Venice Critics’ Week
Straight Circle, the first feature from music video and commercial director Oscar Hudson, has won the Grand Prize at Venice Critics’ Week. Twins Elliott and Luke Tittensor play border guards on opposing sides of two fictional countries. Straight Circle is “a through-the-looking-glass absurdist nightmare about realizing that the otherness of your enemy is an illusion,” writes Peter Bradshaw. “This is a boisterous, lively picture: I can imagine Richard Lester having directed it in 1968.”
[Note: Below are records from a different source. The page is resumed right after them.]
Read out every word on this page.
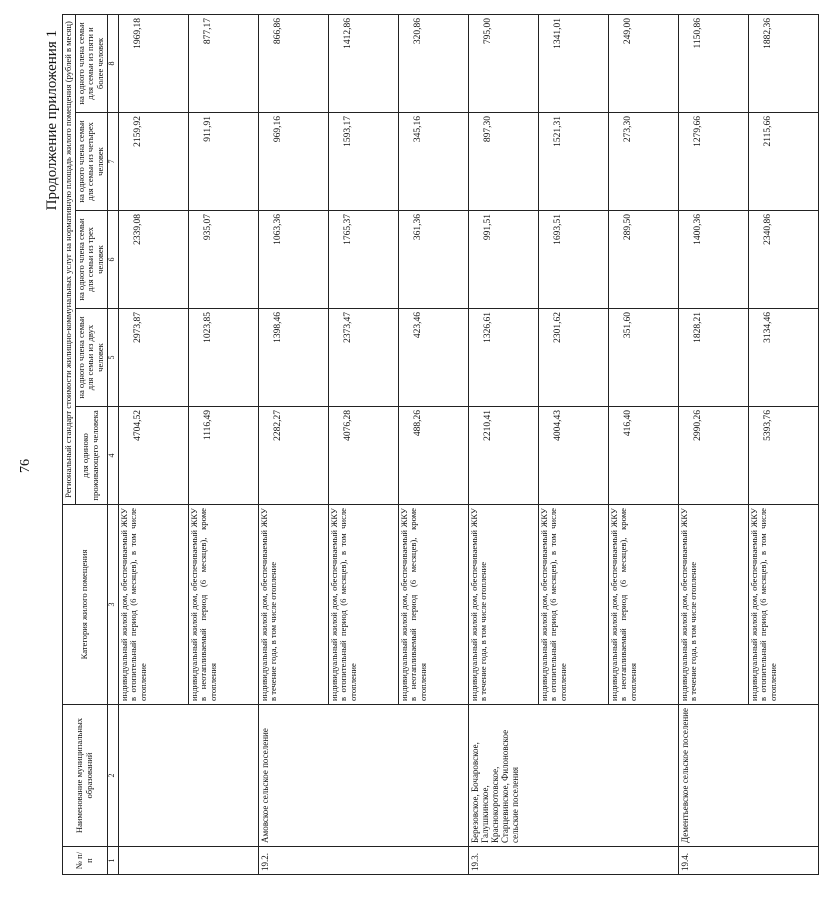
76
Продолжение приложения 1
№ п/п	Наименование муниципальных образований	Категория жилого помещения	Региональный стандарт стоимости жилищно-коммунальных услуг на нормативную площадь жилого помещения (рублей в месяц)				
			для одиноко проживающего человека	на одного члена семьи для семьи из двух человек	на одного члена семьи для семьи из трех человек	на одного члена семьи для семьи из четырех человек	на одного члена семьи для семьи из пяти и более человек
1	2	3	4	5	6	7	8
		индивидуальный жилой дом, обеспечиваемый ЖКУ в отопительный период (6 месяцев), в том числе отопление	4704,52	2973,87	2339,08	2159,92	1969,18
		индивидуальный жилой дом, обеспечиваемый ЖКУ в неотапливаемый период (6 месяцев), кроме отопления	1116,49	1023,85	935,07	911,91	877,17
19.2.	Амовское сельское поселение	индивидуальный жилой дом, обеспечиваемый ЖКУ в течение года, в том числе отопление	2282,27	1398,46	1063,36	969,16	866,86
		индивидуальный жилой дом, обеспечиваемый ЖКУ в отопительный период (6 месяцев), в том числе отопление	4076,28	2373,47	1765,37	1593,17	1412,86
		индивидуальный жилой дом, обеспечиваемый ЖКУ в неотапливаемый период (6 месяцев), кроме отопления	488,26	423,46	361,36	345,16	320,86
19.3.	Березовское, Бочаровское, Галушкинское, Краснокоротовское, Старцевинское, Филоновское сельские поселения	индивидуальный жилой дом, обеспечиваемый ЖКУ в течение года, в том числе отопление	2210,41	1326,61	991,51	897,30	795,00
		индивидуальный жилой дом, обеспечиваемый ЖКУ в отопительный период (6 месяцев), в том числе отопление	4004,43	2301,62	1693,51	1521,31	1341,01
		индивидуальный жилой дом, обеспечиваемый ЖКУ в неотапливаемый период (6 месяцев), кроме отопления	416,40	351,60	289,50	273,30	249,00
19.4.	Дементьевское сельское поселение	индивидуальный жилой дом, обеспечиваемый ЖКУ в течение года, в том числе отопление	2990,26	1828,21	1400,36	1279,66	1150,86
		индивидуальный жилой дом, обеспечиваемый ЖКУ в отопительный период (6 месяцев), в том числе отопление	5393,76	3134,46	2340,86	2115,66	1882,36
The Audience Award went to Ish, directed and scored by multimedia artist Imran Perretta and cowritten with playwright Enda Walsh. Ish (Farhan Hasnat) and Maram (Yahya Kitana) are Muslim boys in Luton, and as David Katz points out at Cineuropa, this is “an area outside London notoriously targeted by counter-terrorism police, and even these two guileless kids and their wider group of friends find themselves encircled by its racist social profiling.” At Little White Lies,Hannah Strong finds that Perretta “makes the leap to film director with impressive ease, his vision confident and compassionate, echoing the work of Shane Meadows in its sensitive but never condescending portrait of childhood.”